Les premiers pas de Tillerson en Asie

Le secrétaire d’État américain Rex Tillerson à son arrivée à Pékin, le 18 mars. Photo Reuters

Le récent déplacement du secrétaire d'État américain Rex Tillerson dans le nord-est de l'Asie représentait pour l'administration Trump l'opportunité majeure de fixer sa stratégie dans cette région critique. C'était notamment l'occasion idéale pour commencer à aborder le plus sérieux défi international auquel l'administration pourrait être confrontée au cours des quatre prochaines années : faire face à l'incessante volonté de la Corée du Nord d'obtenir des armes nucléaires dites livrables, sans pour autant déclencher une guerre conventionnelle dans la péninsule coréenne.

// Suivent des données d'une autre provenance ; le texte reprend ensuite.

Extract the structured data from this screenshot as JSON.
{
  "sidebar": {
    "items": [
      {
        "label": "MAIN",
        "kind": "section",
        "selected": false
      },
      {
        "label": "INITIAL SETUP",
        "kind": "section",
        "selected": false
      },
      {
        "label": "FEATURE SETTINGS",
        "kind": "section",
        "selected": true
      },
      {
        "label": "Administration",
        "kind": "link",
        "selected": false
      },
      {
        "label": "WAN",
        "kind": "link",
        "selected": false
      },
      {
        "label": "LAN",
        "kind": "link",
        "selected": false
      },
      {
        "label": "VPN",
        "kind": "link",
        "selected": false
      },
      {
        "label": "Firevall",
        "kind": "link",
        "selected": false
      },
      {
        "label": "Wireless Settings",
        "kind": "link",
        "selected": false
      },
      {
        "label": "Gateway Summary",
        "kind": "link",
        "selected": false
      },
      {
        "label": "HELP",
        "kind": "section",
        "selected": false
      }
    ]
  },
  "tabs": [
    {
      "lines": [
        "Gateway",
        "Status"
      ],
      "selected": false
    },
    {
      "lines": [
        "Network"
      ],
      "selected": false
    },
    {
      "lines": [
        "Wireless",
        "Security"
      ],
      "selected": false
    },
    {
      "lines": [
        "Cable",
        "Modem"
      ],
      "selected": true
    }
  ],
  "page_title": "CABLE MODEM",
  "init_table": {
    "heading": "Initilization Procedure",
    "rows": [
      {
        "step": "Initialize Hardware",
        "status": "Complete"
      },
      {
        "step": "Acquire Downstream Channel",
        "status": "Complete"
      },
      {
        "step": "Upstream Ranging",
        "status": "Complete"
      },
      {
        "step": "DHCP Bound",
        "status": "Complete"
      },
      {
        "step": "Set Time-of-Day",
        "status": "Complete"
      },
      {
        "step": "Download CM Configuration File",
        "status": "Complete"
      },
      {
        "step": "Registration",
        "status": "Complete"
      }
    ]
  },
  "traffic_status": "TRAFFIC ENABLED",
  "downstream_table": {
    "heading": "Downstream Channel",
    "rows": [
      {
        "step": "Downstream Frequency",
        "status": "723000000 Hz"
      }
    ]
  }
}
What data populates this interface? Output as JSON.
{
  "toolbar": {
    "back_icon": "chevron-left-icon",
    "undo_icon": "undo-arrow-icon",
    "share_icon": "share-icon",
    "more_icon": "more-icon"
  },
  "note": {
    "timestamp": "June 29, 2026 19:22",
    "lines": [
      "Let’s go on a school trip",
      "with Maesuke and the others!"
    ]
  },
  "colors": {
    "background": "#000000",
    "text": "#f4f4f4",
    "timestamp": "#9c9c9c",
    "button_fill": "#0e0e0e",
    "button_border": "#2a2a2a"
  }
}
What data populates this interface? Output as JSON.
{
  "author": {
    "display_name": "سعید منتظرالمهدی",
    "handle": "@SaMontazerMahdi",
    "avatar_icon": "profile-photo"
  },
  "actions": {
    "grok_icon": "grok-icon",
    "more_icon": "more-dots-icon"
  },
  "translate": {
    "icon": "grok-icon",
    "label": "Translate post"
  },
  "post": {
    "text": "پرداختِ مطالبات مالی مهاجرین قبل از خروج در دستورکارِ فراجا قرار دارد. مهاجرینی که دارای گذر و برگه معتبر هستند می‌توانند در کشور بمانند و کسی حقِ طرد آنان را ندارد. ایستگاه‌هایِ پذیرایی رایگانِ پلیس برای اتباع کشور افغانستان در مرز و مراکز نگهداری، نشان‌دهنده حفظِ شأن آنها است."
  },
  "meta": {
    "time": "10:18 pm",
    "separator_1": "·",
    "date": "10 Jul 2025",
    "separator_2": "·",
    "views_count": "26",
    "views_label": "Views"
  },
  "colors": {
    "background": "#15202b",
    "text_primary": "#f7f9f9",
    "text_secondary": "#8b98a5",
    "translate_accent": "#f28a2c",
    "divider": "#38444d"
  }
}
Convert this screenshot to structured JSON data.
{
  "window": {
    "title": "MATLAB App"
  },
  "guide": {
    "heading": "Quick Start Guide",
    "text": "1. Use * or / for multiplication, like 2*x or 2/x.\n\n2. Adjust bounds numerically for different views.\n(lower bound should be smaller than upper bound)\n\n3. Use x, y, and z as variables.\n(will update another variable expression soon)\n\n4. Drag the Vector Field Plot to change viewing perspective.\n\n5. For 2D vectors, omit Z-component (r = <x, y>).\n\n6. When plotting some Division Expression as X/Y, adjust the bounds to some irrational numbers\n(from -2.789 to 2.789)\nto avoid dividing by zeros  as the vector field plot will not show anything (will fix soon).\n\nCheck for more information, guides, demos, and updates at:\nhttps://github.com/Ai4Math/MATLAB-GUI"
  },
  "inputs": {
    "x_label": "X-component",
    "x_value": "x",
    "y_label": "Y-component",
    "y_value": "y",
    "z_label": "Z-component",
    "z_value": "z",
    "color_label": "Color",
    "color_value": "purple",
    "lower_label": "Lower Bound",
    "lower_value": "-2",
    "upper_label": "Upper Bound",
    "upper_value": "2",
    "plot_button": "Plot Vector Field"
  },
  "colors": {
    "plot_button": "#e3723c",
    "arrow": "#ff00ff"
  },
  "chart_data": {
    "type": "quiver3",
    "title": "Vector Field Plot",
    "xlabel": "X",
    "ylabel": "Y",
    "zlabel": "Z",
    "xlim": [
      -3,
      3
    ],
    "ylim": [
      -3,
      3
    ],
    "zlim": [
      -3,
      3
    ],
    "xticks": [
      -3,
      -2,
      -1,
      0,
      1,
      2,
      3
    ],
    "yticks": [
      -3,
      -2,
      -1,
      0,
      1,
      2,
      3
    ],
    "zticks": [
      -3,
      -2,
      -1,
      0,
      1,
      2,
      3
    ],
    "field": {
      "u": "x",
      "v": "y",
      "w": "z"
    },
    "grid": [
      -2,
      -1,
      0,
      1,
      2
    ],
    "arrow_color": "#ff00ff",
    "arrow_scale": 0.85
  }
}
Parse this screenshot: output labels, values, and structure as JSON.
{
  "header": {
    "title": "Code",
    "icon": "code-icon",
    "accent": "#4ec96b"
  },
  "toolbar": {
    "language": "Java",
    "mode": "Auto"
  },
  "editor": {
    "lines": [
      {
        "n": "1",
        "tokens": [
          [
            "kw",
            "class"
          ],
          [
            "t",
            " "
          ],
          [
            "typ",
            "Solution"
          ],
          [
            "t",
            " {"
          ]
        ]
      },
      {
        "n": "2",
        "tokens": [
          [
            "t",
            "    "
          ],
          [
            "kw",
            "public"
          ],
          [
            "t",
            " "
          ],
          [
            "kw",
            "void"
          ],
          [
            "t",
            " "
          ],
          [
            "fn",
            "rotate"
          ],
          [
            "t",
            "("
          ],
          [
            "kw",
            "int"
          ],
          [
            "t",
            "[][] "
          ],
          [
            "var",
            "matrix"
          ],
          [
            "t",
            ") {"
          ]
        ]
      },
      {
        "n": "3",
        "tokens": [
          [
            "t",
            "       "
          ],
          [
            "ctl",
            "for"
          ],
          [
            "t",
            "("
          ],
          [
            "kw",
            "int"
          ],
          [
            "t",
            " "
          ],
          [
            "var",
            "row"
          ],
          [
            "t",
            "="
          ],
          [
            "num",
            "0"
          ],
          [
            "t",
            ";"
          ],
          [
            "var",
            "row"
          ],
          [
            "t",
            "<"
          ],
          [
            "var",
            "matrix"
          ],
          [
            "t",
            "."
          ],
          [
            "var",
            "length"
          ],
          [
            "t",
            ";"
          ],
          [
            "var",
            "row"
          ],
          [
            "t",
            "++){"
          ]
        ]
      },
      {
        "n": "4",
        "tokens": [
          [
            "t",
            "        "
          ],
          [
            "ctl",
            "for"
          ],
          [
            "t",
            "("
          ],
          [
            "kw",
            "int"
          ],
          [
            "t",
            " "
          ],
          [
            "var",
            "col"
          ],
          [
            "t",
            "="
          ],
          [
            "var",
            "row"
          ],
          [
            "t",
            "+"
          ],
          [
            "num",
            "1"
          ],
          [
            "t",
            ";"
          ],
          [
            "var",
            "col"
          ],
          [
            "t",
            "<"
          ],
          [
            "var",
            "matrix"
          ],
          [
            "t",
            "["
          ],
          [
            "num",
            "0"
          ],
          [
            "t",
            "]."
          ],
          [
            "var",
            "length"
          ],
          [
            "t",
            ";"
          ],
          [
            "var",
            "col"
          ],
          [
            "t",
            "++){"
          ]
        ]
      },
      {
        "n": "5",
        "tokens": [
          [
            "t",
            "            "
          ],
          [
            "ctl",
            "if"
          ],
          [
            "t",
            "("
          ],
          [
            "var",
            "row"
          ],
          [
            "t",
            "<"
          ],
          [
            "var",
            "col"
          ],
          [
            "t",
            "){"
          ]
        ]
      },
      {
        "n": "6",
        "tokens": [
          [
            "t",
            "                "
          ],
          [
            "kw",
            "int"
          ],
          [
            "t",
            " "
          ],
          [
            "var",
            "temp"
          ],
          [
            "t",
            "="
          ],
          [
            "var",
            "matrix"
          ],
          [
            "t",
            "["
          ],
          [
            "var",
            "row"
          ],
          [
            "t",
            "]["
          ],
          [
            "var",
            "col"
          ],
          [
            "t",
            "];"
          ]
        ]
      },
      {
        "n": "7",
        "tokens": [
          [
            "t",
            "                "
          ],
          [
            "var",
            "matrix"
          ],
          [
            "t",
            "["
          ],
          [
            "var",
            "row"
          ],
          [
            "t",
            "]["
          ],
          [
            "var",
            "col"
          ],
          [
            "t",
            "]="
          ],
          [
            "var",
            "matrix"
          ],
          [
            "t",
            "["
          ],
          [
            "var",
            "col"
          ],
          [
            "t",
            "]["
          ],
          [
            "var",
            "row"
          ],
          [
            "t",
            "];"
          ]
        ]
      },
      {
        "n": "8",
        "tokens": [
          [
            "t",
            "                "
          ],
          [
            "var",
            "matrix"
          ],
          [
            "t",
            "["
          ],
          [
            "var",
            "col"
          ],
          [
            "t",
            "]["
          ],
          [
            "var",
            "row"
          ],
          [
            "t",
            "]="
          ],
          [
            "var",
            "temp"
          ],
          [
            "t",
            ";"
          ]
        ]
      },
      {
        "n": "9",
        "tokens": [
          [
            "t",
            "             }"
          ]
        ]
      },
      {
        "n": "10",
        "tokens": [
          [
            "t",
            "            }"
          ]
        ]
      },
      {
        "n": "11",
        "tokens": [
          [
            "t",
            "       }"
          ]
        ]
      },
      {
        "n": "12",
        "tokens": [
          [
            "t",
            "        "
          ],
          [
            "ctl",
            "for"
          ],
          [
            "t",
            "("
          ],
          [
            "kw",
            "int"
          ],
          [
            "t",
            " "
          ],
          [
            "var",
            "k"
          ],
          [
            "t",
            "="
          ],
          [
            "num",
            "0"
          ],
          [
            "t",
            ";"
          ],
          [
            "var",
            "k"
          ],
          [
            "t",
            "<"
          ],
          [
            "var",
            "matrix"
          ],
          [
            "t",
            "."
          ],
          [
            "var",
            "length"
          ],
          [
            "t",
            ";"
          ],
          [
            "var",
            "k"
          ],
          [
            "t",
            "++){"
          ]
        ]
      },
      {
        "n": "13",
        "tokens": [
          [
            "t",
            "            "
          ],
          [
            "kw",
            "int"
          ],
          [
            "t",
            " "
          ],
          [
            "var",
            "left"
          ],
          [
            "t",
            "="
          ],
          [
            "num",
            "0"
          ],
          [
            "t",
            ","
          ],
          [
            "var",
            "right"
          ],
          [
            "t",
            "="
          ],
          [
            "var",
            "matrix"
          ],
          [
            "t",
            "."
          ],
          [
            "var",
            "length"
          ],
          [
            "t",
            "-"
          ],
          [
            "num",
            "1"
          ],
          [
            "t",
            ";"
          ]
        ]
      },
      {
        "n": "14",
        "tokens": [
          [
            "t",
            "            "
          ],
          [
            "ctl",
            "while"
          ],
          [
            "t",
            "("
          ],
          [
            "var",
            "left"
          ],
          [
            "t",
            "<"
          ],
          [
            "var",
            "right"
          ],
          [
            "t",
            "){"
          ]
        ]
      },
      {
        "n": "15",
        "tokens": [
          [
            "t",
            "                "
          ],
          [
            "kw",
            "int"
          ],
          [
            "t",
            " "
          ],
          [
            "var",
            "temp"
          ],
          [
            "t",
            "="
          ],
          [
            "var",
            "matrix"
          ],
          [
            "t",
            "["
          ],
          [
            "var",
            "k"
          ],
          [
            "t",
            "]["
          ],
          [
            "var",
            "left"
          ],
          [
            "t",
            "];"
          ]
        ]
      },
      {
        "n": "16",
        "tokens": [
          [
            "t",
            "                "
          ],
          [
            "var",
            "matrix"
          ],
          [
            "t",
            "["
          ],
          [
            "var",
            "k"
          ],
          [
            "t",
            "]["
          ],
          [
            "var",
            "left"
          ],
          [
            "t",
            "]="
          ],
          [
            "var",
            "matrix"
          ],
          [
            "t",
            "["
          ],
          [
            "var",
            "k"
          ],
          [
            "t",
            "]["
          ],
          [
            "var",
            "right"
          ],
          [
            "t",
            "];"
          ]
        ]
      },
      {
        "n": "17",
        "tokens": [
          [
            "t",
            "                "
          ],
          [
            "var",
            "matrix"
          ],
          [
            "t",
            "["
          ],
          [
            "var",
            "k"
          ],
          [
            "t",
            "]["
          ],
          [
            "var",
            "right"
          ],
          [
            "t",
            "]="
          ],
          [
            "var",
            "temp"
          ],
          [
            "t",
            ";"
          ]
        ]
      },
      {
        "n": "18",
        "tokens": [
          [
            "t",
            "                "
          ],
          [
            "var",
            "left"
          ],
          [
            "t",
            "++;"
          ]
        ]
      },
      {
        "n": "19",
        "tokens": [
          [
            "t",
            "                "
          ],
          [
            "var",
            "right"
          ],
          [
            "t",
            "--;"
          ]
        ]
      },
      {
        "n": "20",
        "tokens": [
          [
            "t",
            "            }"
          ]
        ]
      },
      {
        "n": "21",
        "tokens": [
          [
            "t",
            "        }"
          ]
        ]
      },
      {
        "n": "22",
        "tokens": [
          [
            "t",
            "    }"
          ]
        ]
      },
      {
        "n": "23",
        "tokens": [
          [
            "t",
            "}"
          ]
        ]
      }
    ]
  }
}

Difficile de rapporter précisément ce que Tillerson a accompli lors de cette courte visite. Peu bavard, le secrétaire d'État a non seulement refusé la présence de journalistes à bord de l'avion diplomatique (rompant avec un usage vieux de plusieurs décennies), mais n'a par ailleurs formulé sur le sujet que de brèves déclarations publiques, qui ne fournissent pas une image particulièrement détaillée et complète.

En Corée du Sud, à l'occasion du passage obligé dans la zone démilitarisée, Tillerson a fait savoir qu'il entendait mettre un terme à la politique de « patience stratégique » privilégiée par le président Barack Obama vis-à-vis du Nord. Au vu des « politiques défaillantes » appliquées ces dernières décennies, a-t-il déclaré, une « approche nouvelle » serait aujourd'hui nécessaire. Et Tillerson de conclure par l'une des formules qu'aiment employer les dirigeants américains lorsque aucun chemin ne semble se dessiner : « Toutes les options restent ouvertes », a confié le secrétaire d'État, sous-entendant qu'une intervention militaire n'était pas exclue.

 

(Lire aussi : Washington exige que l'Europe dépense plus pour sa défense)

 

Les déclarations de Tillerson sur la question coréenne n'ont pas tardé à exciter les rédactions éditoriales. Le fait que « toutes les options » soient envisageables ravit bien entendu ceux qui pensent que l'Amérique a plus que tout besoin d'une nouvelle guerre – et qui évidemment se situent au-delà de la portée des tirs nord-coréens. Enfin, affirment-ils constamment, un dirigeant politique américain voit clairement les choses, et exprime ce qui doit être dit. Mais est-ce vraiment le cas ?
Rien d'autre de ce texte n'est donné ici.